NEWS

Suspect in killing of American scientist to be charged with murder

Plain-clothes police officers escort the suspect (C) for the murder of American biologist Suzanne Eaton to the prosecutor in Chania, on the island of Crete, Tuesday.

TAGS: Crime

A 27-year-old man who was detained as the prime suspect in the murder of American scientist Suzanne Eaton last week will be charged with murder, police authorities said on Tuesday during a joint press conference in Crete. 

Eaton’s body was found near the settlement of Xamoudochori, in Hania, nearly a week after she was last seen by friends on July 2.

An examination of the 59-year-old's remains by two local coroners reportedly indicated that she had had her mouth and nose blocked, though it remains unclear whether her death was the result of suffocation.

The suspect, who is a farmer and a father of two, was detained along with several other men, has reportedly confessed to the crime.

Speaking at the press conference, police officer Eleni Papathanasiou said the suspect saw Eaton in the street and rammed her with his vehicle twice. He then threw her in his truck and drove her at the area where her body was found where he raped her.
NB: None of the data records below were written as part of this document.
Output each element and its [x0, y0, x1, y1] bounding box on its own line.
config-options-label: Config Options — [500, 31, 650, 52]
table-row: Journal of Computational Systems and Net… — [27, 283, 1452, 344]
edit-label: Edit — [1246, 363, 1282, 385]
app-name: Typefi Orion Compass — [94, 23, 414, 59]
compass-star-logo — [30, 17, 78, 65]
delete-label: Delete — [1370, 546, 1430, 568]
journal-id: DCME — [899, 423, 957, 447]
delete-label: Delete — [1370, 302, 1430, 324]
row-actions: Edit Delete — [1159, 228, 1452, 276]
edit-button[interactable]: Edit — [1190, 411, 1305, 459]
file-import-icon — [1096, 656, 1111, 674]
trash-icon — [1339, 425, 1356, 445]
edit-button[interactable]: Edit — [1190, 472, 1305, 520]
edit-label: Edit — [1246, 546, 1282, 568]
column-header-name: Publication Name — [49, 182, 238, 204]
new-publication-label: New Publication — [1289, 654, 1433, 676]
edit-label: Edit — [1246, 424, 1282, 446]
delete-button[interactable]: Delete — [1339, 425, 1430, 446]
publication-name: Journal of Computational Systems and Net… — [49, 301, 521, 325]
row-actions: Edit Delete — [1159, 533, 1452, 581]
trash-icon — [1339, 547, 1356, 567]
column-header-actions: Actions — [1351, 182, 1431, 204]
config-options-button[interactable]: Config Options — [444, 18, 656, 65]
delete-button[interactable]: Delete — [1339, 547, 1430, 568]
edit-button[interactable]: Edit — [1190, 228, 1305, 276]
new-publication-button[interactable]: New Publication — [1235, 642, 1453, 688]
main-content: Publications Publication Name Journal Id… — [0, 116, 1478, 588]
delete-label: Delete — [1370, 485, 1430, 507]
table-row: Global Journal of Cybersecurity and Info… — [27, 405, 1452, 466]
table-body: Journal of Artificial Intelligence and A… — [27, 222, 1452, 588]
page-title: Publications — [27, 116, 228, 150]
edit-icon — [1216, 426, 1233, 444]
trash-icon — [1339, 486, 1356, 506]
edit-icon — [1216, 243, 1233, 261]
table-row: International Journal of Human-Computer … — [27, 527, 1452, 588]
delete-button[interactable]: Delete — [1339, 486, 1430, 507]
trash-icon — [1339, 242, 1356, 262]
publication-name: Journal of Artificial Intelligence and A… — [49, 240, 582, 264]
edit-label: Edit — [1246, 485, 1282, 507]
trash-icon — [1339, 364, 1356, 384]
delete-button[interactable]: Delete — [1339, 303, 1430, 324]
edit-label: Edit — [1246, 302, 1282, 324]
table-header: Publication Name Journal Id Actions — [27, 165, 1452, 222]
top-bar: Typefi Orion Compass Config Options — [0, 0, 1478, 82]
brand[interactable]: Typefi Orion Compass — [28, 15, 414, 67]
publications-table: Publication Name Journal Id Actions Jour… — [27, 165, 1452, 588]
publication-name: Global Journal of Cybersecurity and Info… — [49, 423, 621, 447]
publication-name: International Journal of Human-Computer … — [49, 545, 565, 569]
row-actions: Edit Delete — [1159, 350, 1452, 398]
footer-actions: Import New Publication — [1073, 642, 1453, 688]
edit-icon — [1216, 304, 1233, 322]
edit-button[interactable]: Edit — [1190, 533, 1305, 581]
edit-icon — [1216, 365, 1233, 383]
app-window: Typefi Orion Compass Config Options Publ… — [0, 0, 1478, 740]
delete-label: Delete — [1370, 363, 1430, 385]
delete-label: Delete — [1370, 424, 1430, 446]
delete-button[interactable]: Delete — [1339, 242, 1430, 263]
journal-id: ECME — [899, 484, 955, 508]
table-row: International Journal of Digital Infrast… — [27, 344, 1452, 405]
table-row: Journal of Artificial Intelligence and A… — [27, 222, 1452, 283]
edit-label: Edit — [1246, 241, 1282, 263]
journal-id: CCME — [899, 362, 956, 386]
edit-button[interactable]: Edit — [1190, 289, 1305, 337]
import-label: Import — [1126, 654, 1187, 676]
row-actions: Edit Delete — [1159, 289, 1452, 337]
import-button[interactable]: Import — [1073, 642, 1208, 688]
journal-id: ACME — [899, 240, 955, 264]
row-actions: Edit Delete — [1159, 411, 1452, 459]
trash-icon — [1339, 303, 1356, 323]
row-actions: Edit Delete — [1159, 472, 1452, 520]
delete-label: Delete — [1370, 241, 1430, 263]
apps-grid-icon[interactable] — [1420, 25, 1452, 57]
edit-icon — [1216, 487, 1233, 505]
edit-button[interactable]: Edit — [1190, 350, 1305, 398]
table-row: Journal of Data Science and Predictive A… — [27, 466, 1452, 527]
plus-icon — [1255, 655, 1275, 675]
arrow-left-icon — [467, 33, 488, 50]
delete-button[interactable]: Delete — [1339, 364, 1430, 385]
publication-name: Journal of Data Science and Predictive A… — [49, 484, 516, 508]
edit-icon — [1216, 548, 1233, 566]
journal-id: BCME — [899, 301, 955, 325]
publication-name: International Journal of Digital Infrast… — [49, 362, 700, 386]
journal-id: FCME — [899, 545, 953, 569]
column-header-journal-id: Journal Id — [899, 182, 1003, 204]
He then disposed of her body in the bunker.

The suspect is expected to appear before a prosecutor in Hania later in the day.

The car with which he allegedly hit the woman will be sent to the police’s forensic labs in Athens for further investigation.

Police said the suspect, who owns a plot of land near the old German bunker and knows the area well, appeared to have selected his victim randomly.

The 27-year-old had posted photos and videos of his own explorations of the old bunker on his Facebook and YouTube accounts.

Investigators are also waiting for the results of the forensic tests and cellphone records.

A molecular biologist at the Max Planck Institute at Dresden University, Eaton had been on the island to attend a conference in Hania. She had visited Crete before for reasons related to her work. She is survived by her husband, British scientist Tony Hyman, and two sons.